DH was offered the chance to do some contract work by some former colleagues who needed his skill-set to help with a grant proposal. He would have done it for free as a favor, but they had money for it so they wanted to pay. It also turned out to be more work than they initially said it would be.
Before he agreed, I was like, what will this do to your employment insurance? And he said that he’d looked it up and they would prorate it and then give it back if he ran out of weeks (that is, he could stay on unemployment insurance a little longer up to the amount that he was prorated). He would have to declare the weeks he actually worked, not when he sent in the invoice or when he actually got paid. (He has not yet been paid.)
Turns out that they don’t ask for all of the information that they need on the form to declare contract work. We found this out later. Here’s how we got to that part:
So three weeks after he turned his stub in, I noticed he hadn’t been paid the week before like he should have been. So he went on the online site and it said there was a problem with his unemployment insurance and they had stopped it and he needed to call some number.
So he called the number and it said leave your number to call back. So he did. Then he waited a few days and the weekend and a few days and nobody called back. So he called again and was on hold for over an hour (maybe an hour and a half?) then that office sent him to another office and he was on hold for a while, but under an hour.
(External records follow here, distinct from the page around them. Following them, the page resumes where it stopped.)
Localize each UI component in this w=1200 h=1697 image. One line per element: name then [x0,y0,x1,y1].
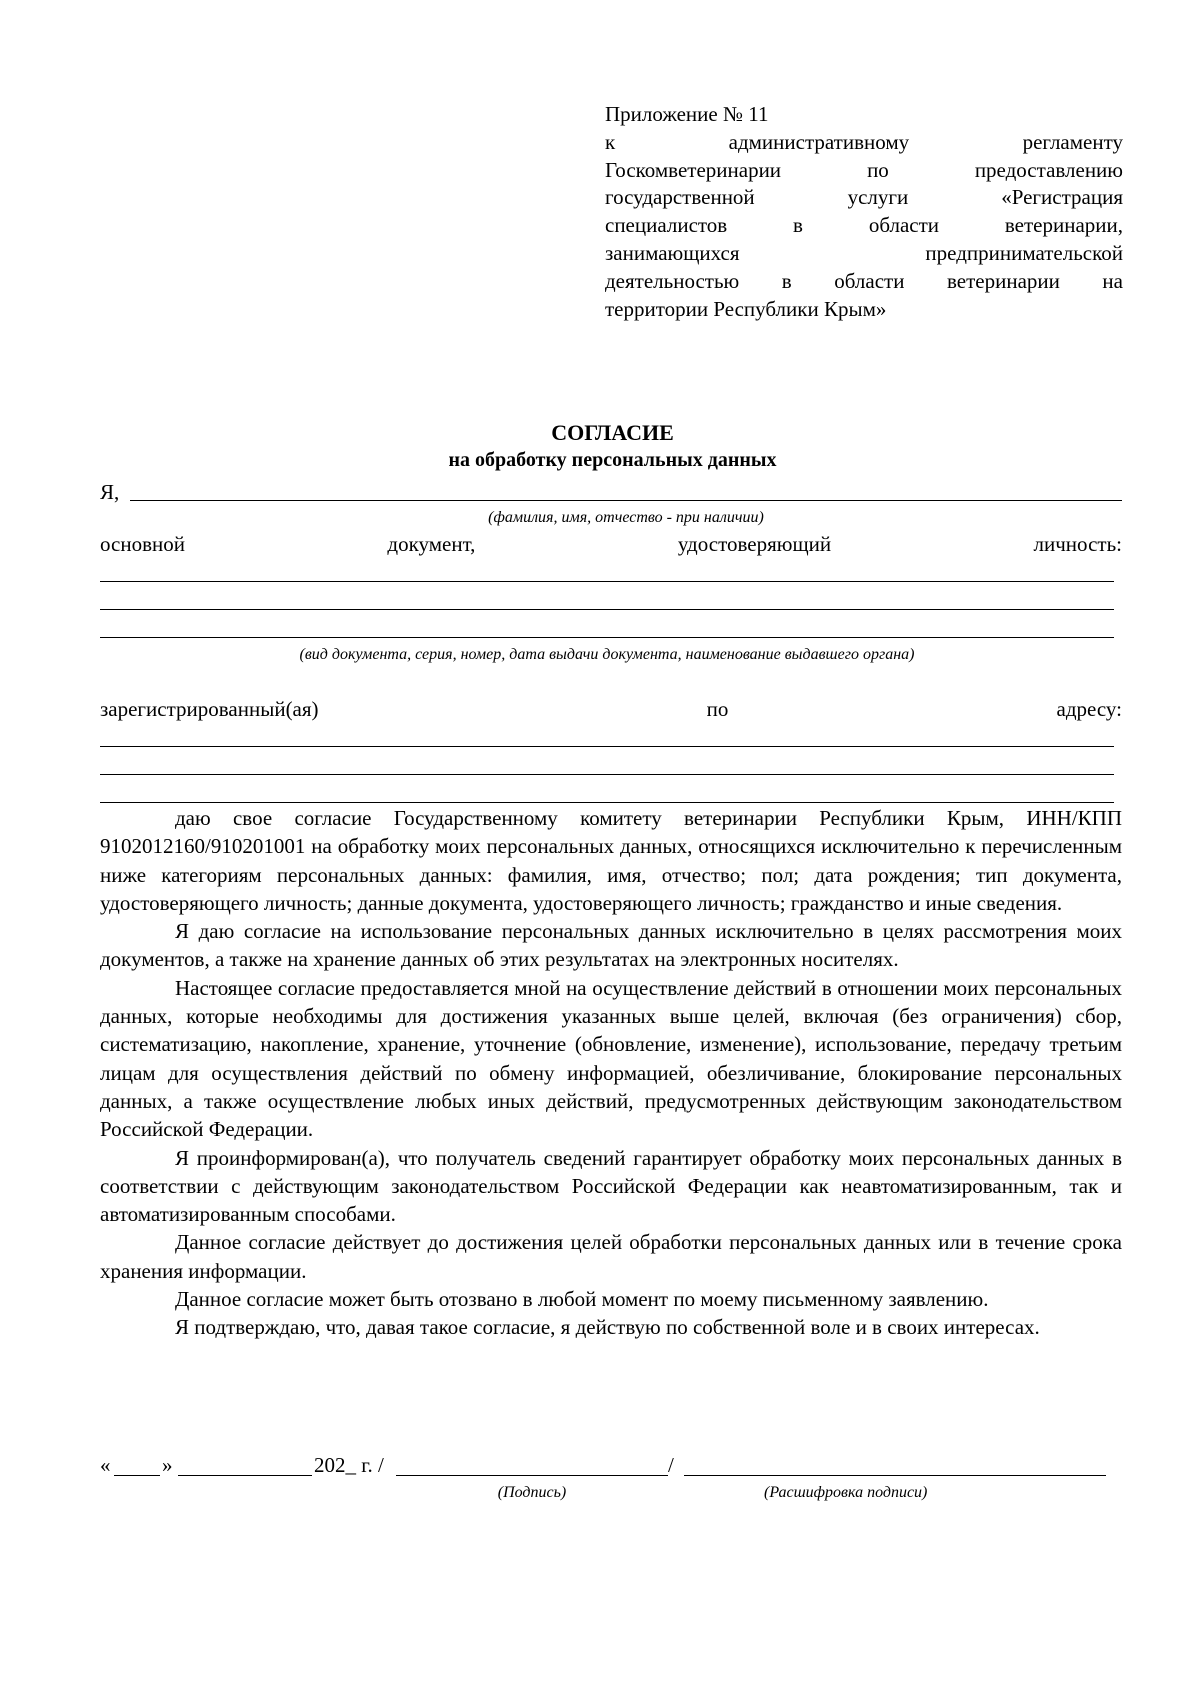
doc-word: личность: [1033,532,1122,556]
address-line-2[interactable] [100,774,1114,775]
slash-separator: / [668,1453,674,1477]
open-quote: « [100,1453,111,1477]
close-quote: » [162,1453,173,1477]
document-line-2[interactable] [100,609,1114,610]
document-line-3[interactable] [100,637,1114,638]
addr-word: зарегистрированный(ая) [100,697,319,721]
fio-hint: (фамилия, имя, отчество - при наличии) [488,509,764,526]
document-line-1[interactable] [100,581,1114,582]
appendix-line: деятельностью в области ветеринарии на [605,268,1123,293]
address-line-1[interactable] [100,746,1114,747]
appendix-line: территории Республики Крым» [605,296,887,321]
consent-paragraph: Я проинформирован(а), что получатель сведений гарантирует обработку моих персональных данных в соответствии с действующим законодательством Российской Федерации как неавтоматизированным, так и автоматизированным способами. [100,1145,1122,1227]
document-subtitle: на обработку персональных данных [448,449,777,471]
signature-decode-hint: (Расшифровка подписи) [764,1484,928,1501]
signature-line[interactable] [396,1475,668,1476]
month-line[interactable] [178,1475,312,1476]
consent-paragraph: Данное согласие может быть отозвано в любой момент по моему письменному заявлению. [175,1287,989,1312]
consent-paragraph: Настоящее согласие предоставляется мной на осуществление действий в отношении моих персональных данных, которые необходимы для достижения указанных выше целей, включая (без ограничения) сбор, систематизацию, накопление, хранение, уточнение (обновление, изменение), использование, передачу третьим лицам для осуществления действий по обмену информацией, обезличивание, блокирование персональных данных, а также осуществление любых иных действий, предусмотренных действующим законодательством Российской Федерации. [100,975,1122,1142]
day-line[interactable] [114,1475,160,1476]
signature-hint: (Подпись) [497,1484,567,1501]
doc-word: документ, [387,532,476,556]
appendix-line: специалистов в области ветеринарии, [605,213,1123,238]
doc-word: удостоверяющий [677,532,832,556]
appendix-line: Госкомветеринарии по предоставлению [605,157,1123,182]
consent-paragraph: Данное согласие действует до достижения целей обработки персональных данных или в течение срока хранения информации. [100,1230,1122,1283]
document-hint: (вид документа, серия, номер, дата выдачи документа, наименование выдавшего органа) [299,646,915,663]
consent-paragraph: Я подтверждаю, что, давая такое согласие, я действую по собственной воле и в своих интересах. [175,1315,1040,1340]
fio-line[interactable] [130,500,1122,501]
appendix-line: государственной услуги «Регистрация [605,185,1123,210]
appendix-line: Приложение № 11 [605,102,769,126]
consent-paragraph: даю свое согласие Государственному комитету ветеринарии Республики Крым, ИНН/КПП 9102012160/910201001 на обработку моих персональных данных, относящихся исключительно к перечисленным ниже категориям персональных данных: фамилия, имя, отчество; пол; дата рождения; тип документа, удостоверяющего личность; данные документа, удостоверяющего личность; гражданство и иные сведения. [100,806,1122,915]
appendix-header [605,101,1123,323]
addr-word: по [706,697,729,721]
year-label: 202_ г. / [314,1453,384,1477]
document-title: СОГЛАСИЕ [551,420,674,445]
address-label-row [100,697,1122,722]
address-line-3[interactable] [100,802,1114,803]
appendix-line: занимающихся предпринимательской [605,240,1123,265]
consent-paragraph: Я даю согласие на использование персональных данных исключительно в целях рассмотрения моих документов, а также на хранение данных об этих результатах на электронных носителях. [100,919,1122,972]
consent-body [100,804,1122,1342]
document-label-row [100,532,1122,557]
appendix-line: к административному регламенту [605,129,1123,154]
signature-decode-line[interactable] [684,1475,1106,1476]
addr-word: адресу: [1056,697,1122,721]
doc-word: основной [100,532,185,556]
i-prefix: Я, [100,480,120,504]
Then he got someone and was giving them his information and the other person’s phone went out (are they doing this from home? was it a cellphone?) So DH was like, surely they will call me back (HAHAHAHA), but of course they did not!
So the next day DH looked up what to do on reddit, and they gave him the number for the place he’d been transferred to rather than the first place, so he would only have to be on hold for part of the time. Except, that second number was overburdened so instead of being on hold, it would give a message that it was overburdened and to try again later. Reddit says this is normal and to just keep trying. So he did. And eventually he got through, after maybe half an hour of continuously redialing. Then they got his information, then got the information for the place he contracted from *which they could have requested online when he declared income,* but didn’t. They didn’t even tell him they’d cut off his benefits. He just … didn’t get them. They have his email address and could have sent him something, but they didn’t. They could have warned him this would happen when he submitted the form.
This is a hurdle. This is not an accident. They could fix it but have chosen not to. Probably because they want people who can do contract work to give up on trying to get their unemployment benefits back and just to stay employed. What it does instead, of course, is it keeps people from taking contract work because it’s just too much effort to declare (something I suspected when my sister’s boyfriend offered DH some contract work), and it causes people to get paid under the table or to just not report earnings. (DH would never do that, but he would certainly do something for free instead of for pay because of the known effort cost!) Since contract work often becomes full-time work, this could be costing people jobs.
This process is irritating to us and I was like, we need to pay someone to hit redial! But imagine for people who actually need that money because they don’t have a high earning spouse. How frustrating and terrifying. And how many hours does it take away from actually looking for a job or getting education or taking care of kids etc. Not to mention the time of the people answering the phones for something that could have been collected online when it was initially declared.
Stupid administrative burden.
Have you ever dealt with your state’s unemployment insurance system? Did it work smoothly or did you have any problems?